Biolumineszenz heißt das Fachwort: Manche Lebewesen können durch chemische Prozesse Licht erzeugen. Das bekannteste Beispiel ist dabei das Glühwürmchen, doch das Phänomen findet sich auch bei vielen anderen Organismen – von den Einzellern bis zu den Wirbeltieren. Einige Fischarten gehören ebenfalls zur Gemeinde der biolumineszenten Lebewesen. Doch eigentlich bringen sie nicht selbst die Strahlkraft hervor – sie nutzen stattdessen symbiotische Bakterien. Diese biolumineszenten Mikroben sitzen in bestimmten Organen der Fische und bringen sie zum Leuchten. Das gilt auch für die Blitzlichtfische (Anomalops katoptron), die in den tropischen Gewässern des Indopazifiks vorkommen.

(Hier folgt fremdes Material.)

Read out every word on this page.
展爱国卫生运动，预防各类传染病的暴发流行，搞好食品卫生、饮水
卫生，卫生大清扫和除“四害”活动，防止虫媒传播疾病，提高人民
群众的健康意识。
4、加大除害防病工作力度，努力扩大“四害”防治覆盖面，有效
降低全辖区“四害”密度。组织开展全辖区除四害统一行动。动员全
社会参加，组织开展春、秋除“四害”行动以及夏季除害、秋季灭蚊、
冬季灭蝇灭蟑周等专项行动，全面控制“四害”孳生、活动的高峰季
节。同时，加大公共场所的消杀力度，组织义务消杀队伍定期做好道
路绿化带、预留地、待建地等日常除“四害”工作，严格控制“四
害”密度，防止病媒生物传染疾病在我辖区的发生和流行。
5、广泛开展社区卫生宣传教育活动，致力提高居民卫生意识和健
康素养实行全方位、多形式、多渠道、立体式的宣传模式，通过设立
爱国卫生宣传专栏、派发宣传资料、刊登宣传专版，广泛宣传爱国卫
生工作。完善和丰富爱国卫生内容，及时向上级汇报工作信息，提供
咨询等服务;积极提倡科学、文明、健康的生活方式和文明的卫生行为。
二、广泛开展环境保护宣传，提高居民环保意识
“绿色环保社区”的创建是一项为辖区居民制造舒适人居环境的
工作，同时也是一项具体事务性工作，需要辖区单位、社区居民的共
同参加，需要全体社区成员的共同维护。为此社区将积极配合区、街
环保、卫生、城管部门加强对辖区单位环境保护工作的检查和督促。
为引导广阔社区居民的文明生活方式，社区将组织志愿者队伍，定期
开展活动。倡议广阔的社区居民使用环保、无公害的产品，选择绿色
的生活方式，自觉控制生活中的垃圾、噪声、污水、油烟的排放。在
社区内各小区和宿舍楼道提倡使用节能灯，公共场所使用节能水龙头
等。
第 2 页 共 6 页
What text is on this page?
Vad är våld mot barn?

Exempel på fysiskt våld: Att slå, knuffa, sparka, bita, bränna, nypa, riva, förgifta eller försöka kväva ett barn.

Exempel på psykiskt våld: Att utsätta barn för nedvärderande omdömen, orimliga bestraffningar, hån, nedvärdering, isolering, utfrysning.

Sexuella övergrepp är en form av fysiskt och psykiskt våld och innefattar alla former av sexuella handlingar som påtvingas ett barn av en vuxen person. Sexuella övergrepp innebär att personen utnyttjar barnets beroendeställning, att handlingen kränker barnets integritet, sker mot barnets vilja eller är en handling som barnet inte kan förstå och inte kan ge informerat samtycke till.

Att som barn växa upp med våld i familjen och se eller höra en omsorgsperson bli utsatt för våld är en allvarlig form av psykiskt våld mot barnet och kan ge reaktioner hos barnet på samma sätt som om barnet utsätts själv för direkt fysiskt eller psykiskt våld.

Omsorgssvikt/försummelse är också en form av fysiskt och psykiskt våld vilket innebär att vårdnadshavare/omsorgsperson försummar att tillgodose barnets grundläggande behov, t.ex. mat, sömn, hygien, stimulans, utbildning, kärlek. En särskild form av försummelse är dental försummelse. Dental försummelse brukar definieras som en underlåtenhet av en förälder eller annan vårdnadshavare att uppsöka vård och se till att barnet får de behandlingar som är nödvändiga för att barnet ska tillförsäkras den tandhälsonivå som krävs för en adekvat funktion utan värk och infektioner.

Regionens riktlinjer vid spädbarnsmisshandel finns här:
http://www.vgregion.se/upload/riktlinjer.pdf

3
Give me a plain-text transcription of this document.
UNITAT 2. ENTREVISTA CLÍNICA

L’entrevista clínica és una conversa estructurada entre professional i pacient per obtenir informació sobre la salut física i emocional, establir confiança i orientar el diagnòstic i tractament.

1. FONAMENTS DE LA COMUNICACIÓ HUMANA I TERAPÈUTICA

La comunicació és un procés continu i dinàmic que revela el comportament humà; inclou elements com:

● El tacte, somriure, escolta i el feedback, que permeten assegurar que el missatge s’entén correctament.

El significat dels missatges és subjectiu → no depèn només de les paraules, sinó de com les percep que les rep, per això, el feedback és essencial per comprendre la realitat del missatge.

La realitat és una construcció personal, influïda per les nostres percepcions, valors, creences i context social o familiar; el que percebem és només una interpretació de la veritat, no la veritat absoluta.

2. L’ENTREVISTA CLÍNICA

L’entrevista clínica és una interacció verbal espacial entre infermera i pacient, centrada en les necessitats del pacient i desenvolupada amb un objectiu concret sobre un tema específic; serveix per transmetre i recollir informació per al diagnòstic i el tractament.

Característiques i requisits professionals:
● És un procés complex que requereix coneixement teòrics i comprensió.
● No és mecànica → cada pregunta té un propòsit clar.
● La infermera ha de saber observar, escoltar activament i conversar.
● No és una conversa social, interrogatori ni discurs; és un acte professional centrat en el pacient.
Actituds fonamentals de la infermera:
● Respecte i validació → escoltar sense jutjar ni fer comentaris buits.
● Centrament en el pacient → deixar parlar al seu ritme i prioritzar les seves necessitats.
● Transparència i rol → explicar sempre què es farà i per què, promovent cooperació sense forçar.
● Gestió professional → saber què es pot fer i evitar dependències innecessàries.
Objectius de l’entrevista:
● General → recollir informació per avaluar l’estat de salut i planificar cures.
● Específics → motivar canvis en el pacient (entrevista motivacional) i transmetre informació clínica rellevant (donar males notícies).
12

Wie eine Milchstraße im Wasser

Die bis zu 35 Zentimeter langen Fische besitzen unter den Augen ein Leuchtorgan, das mit biolumineszenten Bakterien gefüllt ist. Dieses Organ lässt sich auch verschließen, sodass es aussieht, als würden die Tiere blinken. Die Blitzlichtfische verstecken sich tagsüber in Höhlen, Felsspalten oder im dunklen Wasser bis zu einer Tiefe von 400 Metern. „In den dunklen Nächten wandern dann allerdings bis zu tausend Individuen in einem Schwarm ins planktonreiche Oberflächenwasser“, sagt Peter Jägers von der Ruhr-Universität Bochum. „Es ist eine surreale Erfahrung, die Schwärme zu sehen – wie eine Milchstraße im Wasser“, sagt der Forscher, der die Fische bei einer Tauch-Expedition im Indopazifik selbst in der Natur beobachten konnte.

Bereits seit einiger Zeit erforschen Jägers und seine Kollegen das Biolumineszenzsystem der Blitzlichtfische allerdings auch an in Gefangenschaft gehaltenen Exemplaren an der Ruhr-Universität Bochum. Um die Funktion der Blinkmuster zu verstehen, untersuchten sie im Rahmen ihrer aktuellen Studie das Verhalten einiger Versuchstiere in einem speziellen Wassertank. Darin befanden sich digital steuerbare Fischattrappen, die die Leuchtsignale der Tiere nachahmen konnten. Bei den Versuchen zeichneten die Wissenschaftler die Bewegungen einzelner Tiere als Reaktion auf die künstlichen Blitzlichter mit Infrarot-Kameras auf.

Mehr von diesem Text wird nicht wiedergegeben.